After a few hours, they did respond. Privately. They told me that they had taken it down everywhere and that they had hired a designer that had obviously ripped everyone off. Ultimately they were hurt by the entire experience. I realized in that moment that I had acted too impulsively and felt pretty crappy. As the evening progressed, I realized a few things…
When you are constantly making content, you will be imitated.
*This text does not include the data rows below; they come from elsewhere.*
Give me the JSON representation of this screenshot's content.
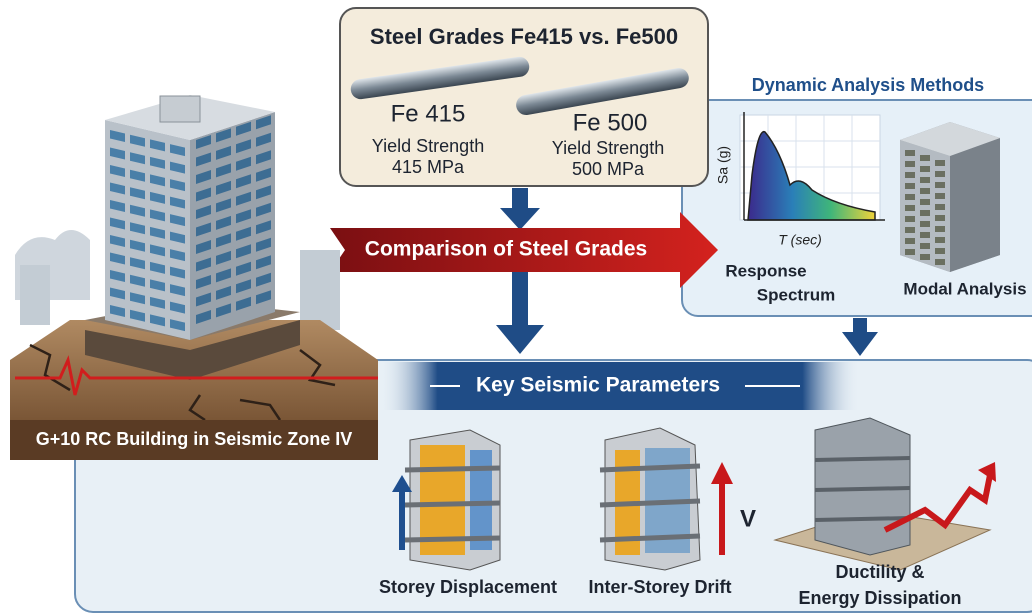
{
  "steel_panel": {
    "title": "Steel Grades Fe415 vs. Fe500",
    "grades": [
      {
        "name": "Fe 415",
        "property": "Yield Strength",
        "value": "415 MPa"
      },
      {
        "name": "Fe 500",
        "property": "Yield Strength",
        "value": "500 MPa"
      }
    ]
  },
  "comparison_arrow": {
    "label": "Comparison of Steel Grades"
  },
  "dynamic_panel": {
    "title": "Dynamic Analysis Methods",
    "spectrum": {
      "y_label": "Sa (g)",
      "x_label": "T (sec)",
      "caption": [
        "Response",
        "Spectrum"
      ]
    },
    "modal": {
      "caption": "Modal Analysis"
    }
  },
  "building": {
    "caption": "G+10 RC Building in Seismic Zone IV"
  },
  "parameters": {
    "title": "Key Seismic Parameters",
    "items": [
      {
        "caption": [
          "Storey Displacement"
        ]
      },
      {
        "caption": [
          "Inter-Storey Drift"
        ],
        "symbol": "V"
      },
      {
        "caption": [
          "Ductility &",
          "Energy Dissipation"
        ]
      }
    ]
  }
}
This kind of copycat situation never happens when you aren’t making anything to begin with. I am constantly making new things. Whether they are designs, side projects or businesses…I’m putting myself out there and online. I remember in art school seeing painters getting influenced by other painters in a very literal way. Sites like Dribbble make it easy to see what’s trending and can lead to lots of rip offs. We’re told, as designers, to steal. It’s easy to do and if you’re making a lot of work…it will probably happen more often than you know.
Public shaming is crappy.
There’s a fine line between being a bully and standing up for yourself and others. After last night, I felt like a bully. I used my social media network to publicly shame another small business and I won’t do it again. Ever. I should have messaged them directly and asked for more information. Why didn’t I? Because I was afraid I would look weak or that I would fail my client. I didn’t want them to have the upper hand and so I took the first punch. (PS: It doesn’t make you feel better).
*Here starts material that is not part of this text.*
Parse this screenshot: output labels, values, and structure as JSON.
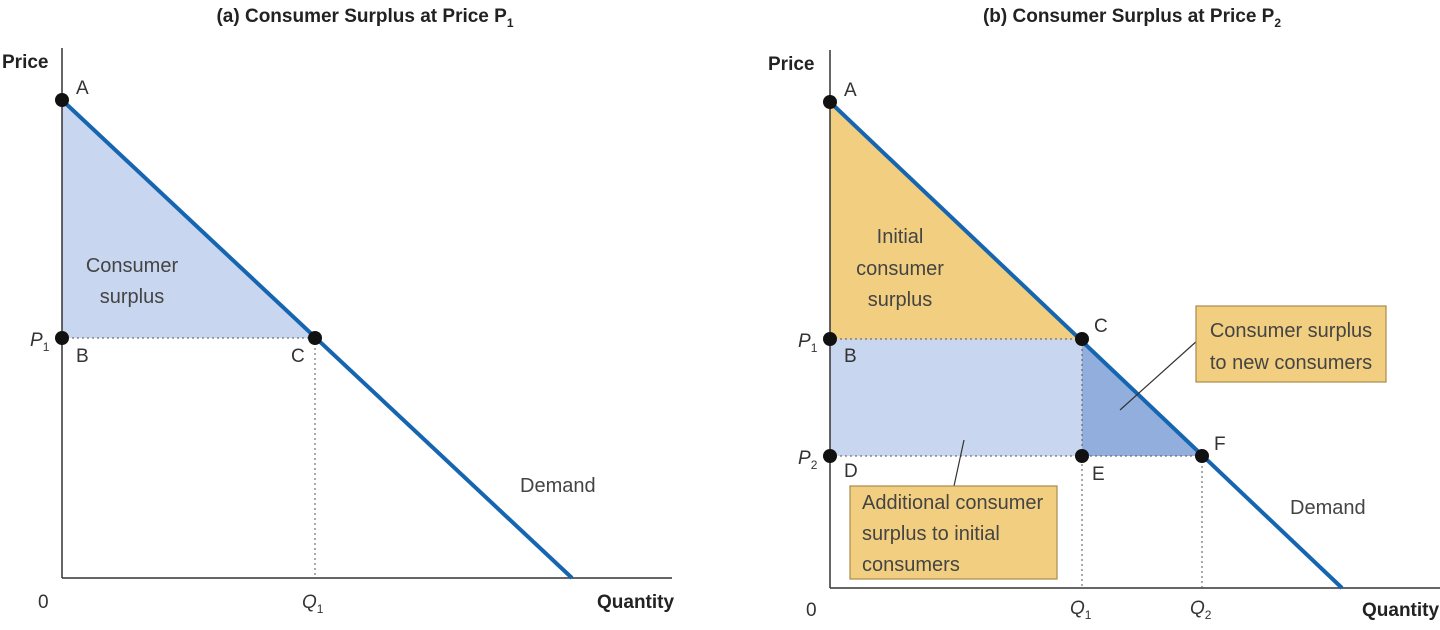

The Internet is actually a small world after all.
On the other hand, this experience has also taught me that the Internet is super small. We are all connected and it’s almost impossible to rip someone off without them knowing about it sooner or later. It also is a small enough world that with one Google image search, you can probably find out your competition and what’s popular in your industry. If you hire a designer or someone making original content for your business – you should also be doing a bit of work/research. Demand that your designer do the same.
Designers, get your sh*t together!
Quit copying each other. Quit acting like you’re the bomb dot com. Do solid work and stop making it hard for the rest of us. I would say that 70% of my clients came to me after a really, really bad situation with their last designer. They’re hurt, they don’t fully trust me and they’re hesitant to hire someone new. I can’t tell you how many times I’ve heard, “Yeah our last designer just fell off the face of the earth.” Step up and do good work. We can’t always guarantee our designs are 100% original but you sure can try to find out.
So that was my lesson(s) learned. I apologized to the company last night and hope that I didn’t do any damage. I know what it’s like to run a small businesses and reputation is everything. And yes, I am trying to find out who their designer was. A little private conversation needs to happen. Have you ever had something like this happen to you? How did you handle it?